To fashion-infatuated teenagers, JW Anderson is a name that inspires football-worthy fanaticism. Why? Because Anderson is London fashion’s provocateur par excellence, especially when it comes to menswear. For spring, Anderson referenced the “awkward self”, concealing his models’ features behind hangdog fringes, drowning their legs in Oxford bag trousers, but revealing bodies through chopped-out shoulders and midriffs.

There’s always a sense of the gangly, long-limbed teenager to his work, here articulated in oversized knits and a limp lacy halter-top like a stretched-out gym singlet. Those are the kind of clothes that always push buttons, whether engaging or enraging, but Anderson’s own personality is a large part of why what he makes is so compelling. Whether you love it or hate it, you want to unravel what he’s trying to say. It makes you think.

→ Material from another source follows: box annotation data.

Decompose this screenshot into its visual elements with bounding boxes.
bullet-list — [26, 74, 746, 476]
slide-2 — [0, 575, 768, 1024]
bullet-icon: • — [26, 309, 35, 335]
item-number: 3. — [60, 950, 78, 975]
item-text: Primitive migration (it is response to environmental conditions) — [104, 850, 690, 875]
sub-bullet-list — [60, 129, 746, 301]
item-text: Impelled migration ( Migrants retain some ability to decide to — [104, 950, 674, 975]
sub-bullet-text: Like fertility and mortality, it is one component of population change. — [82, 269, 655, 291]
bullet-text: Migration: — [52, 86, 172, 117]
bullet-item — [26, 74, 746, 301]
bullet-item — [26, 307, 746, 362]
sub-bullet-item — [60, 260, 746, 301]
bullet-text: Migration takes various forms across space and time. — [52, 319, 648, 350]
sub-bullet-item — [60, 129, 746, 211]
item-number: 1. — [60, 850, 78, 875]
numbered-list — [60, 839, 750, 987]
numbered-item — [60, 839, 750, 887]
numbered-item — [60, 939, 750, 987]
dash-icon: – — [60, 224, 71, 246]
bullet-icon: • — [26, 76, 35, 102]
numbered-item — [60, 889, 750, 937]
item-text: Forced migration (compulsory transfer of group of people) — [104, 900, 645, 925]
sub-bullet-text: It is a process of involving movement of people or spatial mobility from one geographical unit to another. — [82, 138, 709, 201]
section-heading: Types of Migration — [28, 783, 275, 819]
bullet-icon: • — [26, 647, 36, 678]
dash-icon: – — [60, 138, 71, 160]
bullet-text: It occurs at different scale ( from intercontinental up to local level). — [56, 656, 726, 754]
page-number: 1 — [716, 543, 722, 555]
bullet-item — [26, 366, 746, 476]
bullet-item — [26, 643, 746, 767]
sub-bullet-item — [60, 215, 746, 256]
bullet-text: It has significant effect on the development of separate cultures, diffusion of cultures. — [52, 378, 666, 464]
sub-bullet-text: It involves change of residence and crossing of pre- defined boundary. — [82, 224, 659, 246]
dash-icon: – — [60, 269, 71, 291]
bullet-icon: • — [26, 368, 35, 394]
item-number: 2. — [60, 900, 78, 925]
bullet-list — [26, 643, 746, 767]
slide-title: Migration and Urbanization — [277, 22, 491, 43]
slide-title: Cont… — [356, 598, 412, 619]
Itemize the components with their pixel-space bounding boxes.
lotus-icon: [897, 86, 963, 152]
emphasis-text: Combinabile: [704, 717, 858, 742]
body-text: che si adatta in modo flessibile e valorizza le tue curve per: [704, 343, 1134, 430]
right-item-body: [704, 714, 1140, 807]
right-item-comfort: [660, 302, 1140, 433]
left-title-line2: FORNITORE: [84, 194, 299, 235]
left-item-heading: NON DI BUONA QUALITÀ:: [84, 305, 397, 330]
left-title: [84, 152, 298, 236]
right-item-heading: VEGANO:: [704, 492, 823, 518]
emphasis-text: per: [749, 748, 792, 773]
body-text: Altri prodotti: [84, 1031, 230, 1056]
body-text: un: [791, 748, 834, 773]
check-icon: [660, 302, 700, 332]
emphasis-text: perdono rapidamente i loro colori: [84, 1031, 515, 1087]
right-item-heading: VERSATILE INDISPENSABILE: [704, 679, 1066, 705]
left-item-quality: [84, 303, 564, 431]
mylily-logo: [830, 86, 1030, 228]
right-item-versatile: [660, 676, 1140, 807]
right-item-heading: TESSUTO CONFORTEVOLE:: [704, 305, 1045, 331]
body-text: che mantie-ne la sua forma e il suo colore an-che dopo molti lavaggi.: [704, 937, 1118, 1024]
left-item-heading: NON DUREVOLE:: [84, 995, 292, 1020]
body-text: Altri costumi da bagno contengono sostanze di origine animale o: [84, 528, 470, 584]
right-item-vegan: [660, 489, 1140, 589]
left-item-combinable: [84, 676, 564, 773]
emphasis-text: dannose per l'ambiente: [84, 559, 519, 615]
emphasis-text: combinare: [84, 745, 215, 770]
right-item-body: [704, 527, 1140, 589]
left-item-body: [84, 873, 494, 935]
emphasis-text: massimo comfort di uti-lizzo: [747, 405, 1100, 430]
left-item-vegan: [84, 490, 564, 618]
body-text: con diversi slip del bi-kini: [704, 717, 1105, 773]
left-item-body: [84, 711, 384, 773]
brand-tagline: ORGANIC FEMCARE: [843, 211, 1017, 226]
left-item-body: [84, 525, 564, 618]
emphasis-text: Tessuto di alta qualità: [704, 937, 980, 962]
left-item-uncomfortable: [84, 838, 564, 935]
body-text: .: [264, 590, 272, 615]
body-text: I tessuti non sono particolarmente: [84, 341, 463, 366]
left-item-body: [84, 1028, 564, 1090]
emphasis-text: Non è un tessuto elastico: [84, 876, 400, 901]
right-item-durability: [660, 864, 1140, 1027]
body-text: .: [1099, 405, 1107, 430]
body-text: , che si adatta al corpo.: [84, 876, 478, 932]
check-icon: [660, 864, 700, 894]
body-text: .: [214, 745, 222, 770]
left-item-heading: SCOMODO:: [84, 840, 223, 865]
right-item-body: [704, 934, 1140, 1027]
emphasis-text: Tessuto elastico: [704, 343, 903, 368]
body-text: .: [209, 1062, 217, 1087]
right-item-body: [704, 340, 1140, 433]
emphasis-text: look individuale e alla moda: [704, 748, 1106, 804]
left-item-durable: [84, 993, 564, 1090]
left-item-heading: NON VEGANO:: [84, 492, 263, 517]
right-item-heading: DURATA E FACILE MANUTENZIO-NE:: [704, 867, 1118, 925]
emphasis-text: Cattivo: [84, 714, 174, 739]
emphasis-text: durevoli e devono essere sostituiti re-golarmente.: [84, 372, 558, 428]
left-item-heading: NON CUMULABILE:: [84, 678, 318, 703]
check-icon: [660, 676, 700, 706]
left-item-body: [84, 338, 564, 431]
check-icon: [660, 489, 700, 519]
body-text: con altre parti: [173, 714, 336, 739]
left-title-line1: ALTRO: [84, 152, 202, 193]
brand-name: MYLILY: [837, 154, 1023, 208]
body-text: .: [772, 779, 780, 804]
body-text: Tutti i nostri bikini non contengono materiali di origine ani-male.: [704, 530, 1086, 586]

You don’t need to get deep and meaningful to understand the work of knitwear label Sibling. They played the West Side Story soundtrack and sent out quiffed models in Cadillac shades of milkshake pink, pistachio and lilac with Jet and Shark logos. Colourful camp, then. But the personalities of the trio of designers behind the label, Sid Bryan, Joe Bates and Cozette McCreery, reverberate through every rib and purl, while the technique – intarsia leopards, knitted plastic, or a double-face wool in a contrast-lined bomber – elevated everything above and beyond High School Musical shenanigans. It was loud and proud, defiant even.

Neither Sibling nor Anderson pay any heed to Britain’s tailoring tradition. Thank God. Although Alexander McQueen showed tailoring, dedicating the latest collection to “ceremonial dressing”, designer Sarah Burton ripped the stuffing out, exposing seams and shoulder-padding, fraying hems and cuffs, or turning detached silk linings into deconstructed suiting.

McQueen famously scribbled insults on the lining of suits for the Prince of Wales while he was an apprentice on Savile Row, and these suits seemed another two-fingered salute to the bespoke tradition. Some came in lace worked with skull motifs, others in distressed, sun-bleached jacquard with tarnished brass buttons.

Again, these clothes sparkled with personality – in this case, of the label’s namesake. The show, staged on a cobblestone path under scuzzy railway arches, close to both King’s Cross and McQueen’s recently relocated alma mater Central Saint Martins, conjured up the label’s trademark mix of histrionic menace, historicism and wickedly sharp cutting.